So I only stopped writing on here because I thought I was blocked.
Wrong user name.
It’s been about 2 years since I posted last.
I don’t have any hope for yall. I still wanna die.
Lately, “I just wanna die” just keeps repeating in my head. I know that’s usually just the beginning. That’s the calm before the storm.
I had a 3 tiered method set up not even a year ago. I’m still here and trying to be positive but it’s not working.
I left the relationship I was in but not before I was raped, had a gun pulled on me, and pushed through a window.
My ex husband ripped custody of my first born from me.
I’m in a new relationship now and he knows about how I feel and actually knows about my posts on here. I don’t want him to have to deal with my pain… He might even read this one. Idk.

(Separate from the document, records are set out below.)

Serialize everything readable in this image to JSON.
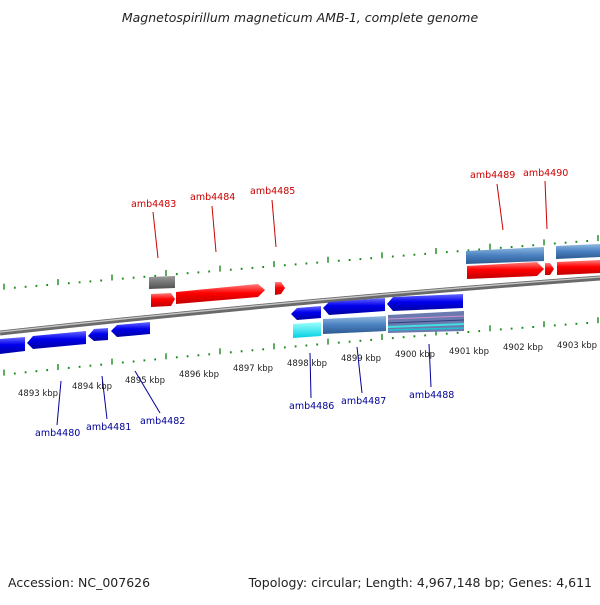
{
  "title": "Magnetospirillum magneticum AMB-1, complete genome",
  "footer": {
    "accession": "Accession: NC_007626",
    "summary": "Topology: circular; Length: 4,967,148 bp; Genes: 4,611"
  },
  "colors": {
    "forward_gene": "#ff0000",
    "reverse_gene": "#0000ee",
    "forward_label": "#cc0000",
    "reverse_label": "#000099",
    "rna_gene": "#4a80c0",
    "tick": "#1a8a1a",
    "backbone": "#808080"
  },
  "scale_labels": [
    "4893 kbp",
    "4894 kbp",
    "4895 kbp",
    "4896 kbp",
    "4897 kbp",
    "4898 kbp",
    "4899 kbp",
    "4900 kbp",
    "4901 kbp",
    "4902 kbp",
    "4903 kbp"
  ],
  "forward_gene_labels": [
    "amb4483",
    "amb4484",
    "amb4485",
    "amb4489",
    "amb4490"
  ],
  "reverse_gene_labels": [
    "amb4480",
    "amb4481",
    "amb4482",
    "amb4486",
    "amb4487",
    "amb4488"
  ]
}
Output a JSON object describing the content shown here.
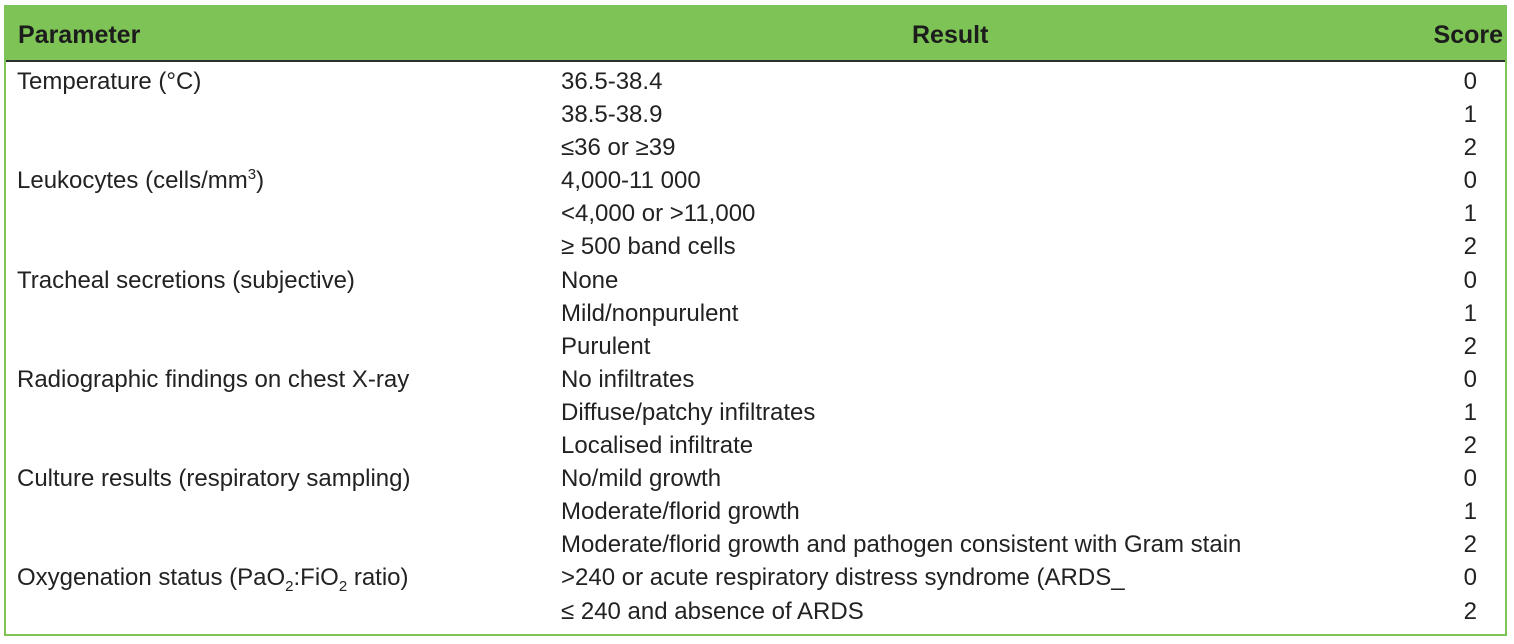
{
  "table": {
    "headers": {
      "parameter": "Parameter",
      "result": "Result",
      "score": "Score"
    },
    "rows": [
      {
        "parameter": "Temperature (°C)",
        "result": "36.5-38.4",
        "score": "0"
      },
      {
        "parameter": "",
        "result": "38.5-38.9",
        "score": "1"
      },
      {
        "parameter": "",
        "result": "≤36 or ≥39",
        "score": "2"
      },
      {
        "parameter": "Leukocytes (cells/mm",
        "parameter_sup": "3",
        "parameter_after": ")",
        "result": "4,000-11 000",
        "score": "0"
      },
      {
        "parameter": "",
        "result": "<4,000 or >11,000",
        "score": "1"
      },
      {
        "parameter": "",
        "result": "≥ 500 band cells",
        "score": "2"
      },
      {
        "parameter": "Tracheal secretions (subjective)",
        "result": "None",
        "score": "0"
      },
      {
        "parameter": "",
        "result": "Mild/nonpurulent",
        "score": "1"
      },
      {
        "parameter": "",
        "result": "Purulent",
        "score": "2"
      },
      {
        "parameter": "Radiographic findings on chest X-ray",
        "result": "No infiltrates",
        "score": "0"
      },
      {
        "parameter": "",
        "result": "Diffuse/patchy infiltrates",
        "score": "1"
      },
      {
        "parameter": "",
        "result": "Localised infiltrate",
        "score": "2"
      },
      {
        "parameter": "Culture results (respiratory sampling)",
        "result": "No/mild growth",
        "score": "0"
      },
      {
        "parameter": "",
        "result": "Moderate/florid growth",
        "score": "1"
      },
      {
        "parameter": "",
        "result": "Moderate/florid growth and pathogen consistent with Gram stain",
        "score": "2"
      },
      {
        "parameter": "Oxygenation status (PaO",
        "parameter_sub1": "2",
        "parameter_mid": ":FiO",
        "parameter_sub2": "2",
        "parameter_after": " ratio)",
        "result": ">240 or acute respiratory distress syndrome (ARDS_",
        "score": "0"
      },
      {
        "parameter": "",
        "result": "≤ 240 and absence of ARDS",
        "score": "2"
      }
    ]
  },
  "colors": {
    "header_bg": "#7dc356",
    "border": "#7dc356",
    "header_rule": "#2f2f2f",
    "text": "#222222"
  }
}
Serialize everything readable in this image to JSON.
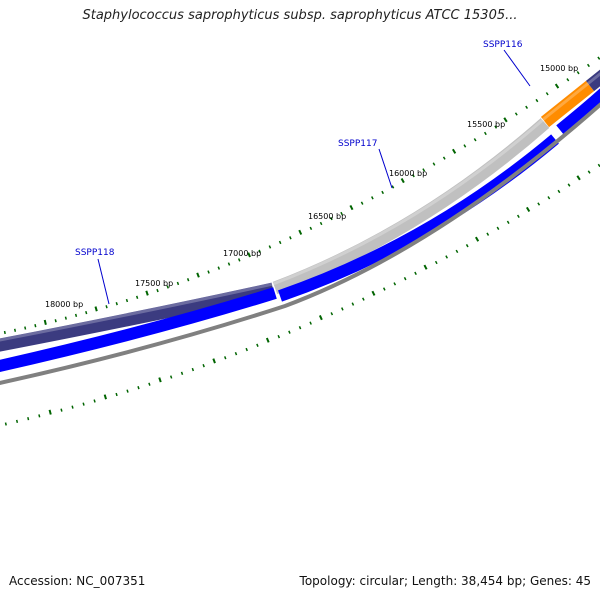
{
  "title": "Staphylococcus saprophyticus subsp. saprophyticus ATCC 15305...",
  "footer": {
    "accession_label": "Accession:",
    "accession": "NC_007351",
    "topology": "Topology: circular; Length: 38,454 bp; Genes: 45"
  },
  "colors": {
    "gc_track": "#00008b",
    "gene_forward_dark": "#3b3b80",
    "gene_forward_light": "#bdbdbd",
    "gene_forward_orange": "#ff8c00",
    "gene_reverse": "#0000ff",
    "backbone": "#808080",
    "tick": "#006400",
    "label": "#0000cd"
  },
  "plasmid_length_bp": 38454,
  "tick_labels": [
    {
      "bp": 15000,
      "text": "15000 bp"
    },
    {
      "bp": 15500,
      "text": "15500 bp"
    },
    {
      "bp": 16000,
      "text": "16000 bp"
    },
    {
      "bp": 16500,
      "text": "16500 bp"
    },
    {
      "bp": 17000,
      "text": "17000 bp"
    },
    {
      "bp": 17500,
      "text": "17500 bp"
    },
    {
      "bp": 18000,
      "text": "18000 bp"
    }
  ],
  "gene_labels": [
    {
      "name": "SSPP116",
      "text": "SSPP116"
    },
    {
      "name": "SSPP117",
      "text": "SSPP117"
    },
    {
      "name": "SSPP118",
      "text": "SSPP118"
    }
  ]
}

The 4th anniversary of my suicide attempt is coming up. I’m not happy to be here.
3 comments
I don’t know you’re full story but or what gender you are male or female or however you identify yourself with no intentions of offending you or upsetting you but you should really stop and think about this if you are in this new relationship and consider is this something you want to do think about how that will affect your him personally I don’t have a girlfriend wish I did maybe that’ll bring more purpose in my life too shy to ask a girl out but that isn’t relevant to your situation all I would say is to continue to live for your own sake and his but as for the rape that wasn’t your fault and don’t blame yourself I am adopted and a year ago if my conception story is true from what my mom says is that my birth mother was raped when she was 12 when she had me and now knowing that I am a by product of sexual assault and I don’t know all the circumstances of my birth mother’s experiences or if the story is true but I wouldn’t blame my birth mother if she doesn’t want to see me due to the trauma but again not relevant I will try to say this to you think about what makes you happy and think about what makes him happy don’t think of the negative amplify the most beautiful thoughts you can think of and write it down and think of everything good and keep writing as if you were just writing for fun not for anything just for fun or just think of the best thoughts in the world with him if don’t want to write just think of only the good and the most beautiful thing you can. I may not reply back since the comment reply system is kind of weird on this but all I can say is just hold on and remember someone out there family and friends cares about your existence I will not tell you what to do and whether I have the right to even comment on your post but just think about it.
If God, had a son, in theory. Who would it be?
As the firstborn son, as referred, to.
I just need to.. be. Because, even, they shared the same, name, or title. Apparently, the layer does transcend into the space. To know, as much to believe. Across, the arctic.. divine water, as we sat.
@bisban You remind me of the Tamarians from Star Trek: TNG. They had a language that the even Universal Translator couldn’t help with, because their language was based on personal metaphors and parables of their race… Making communication impossible and frustrating. I see the words you write and understand them individually.. But have no idea what you are actually trying to say.
Maybe you should change your username to “Tamarian.”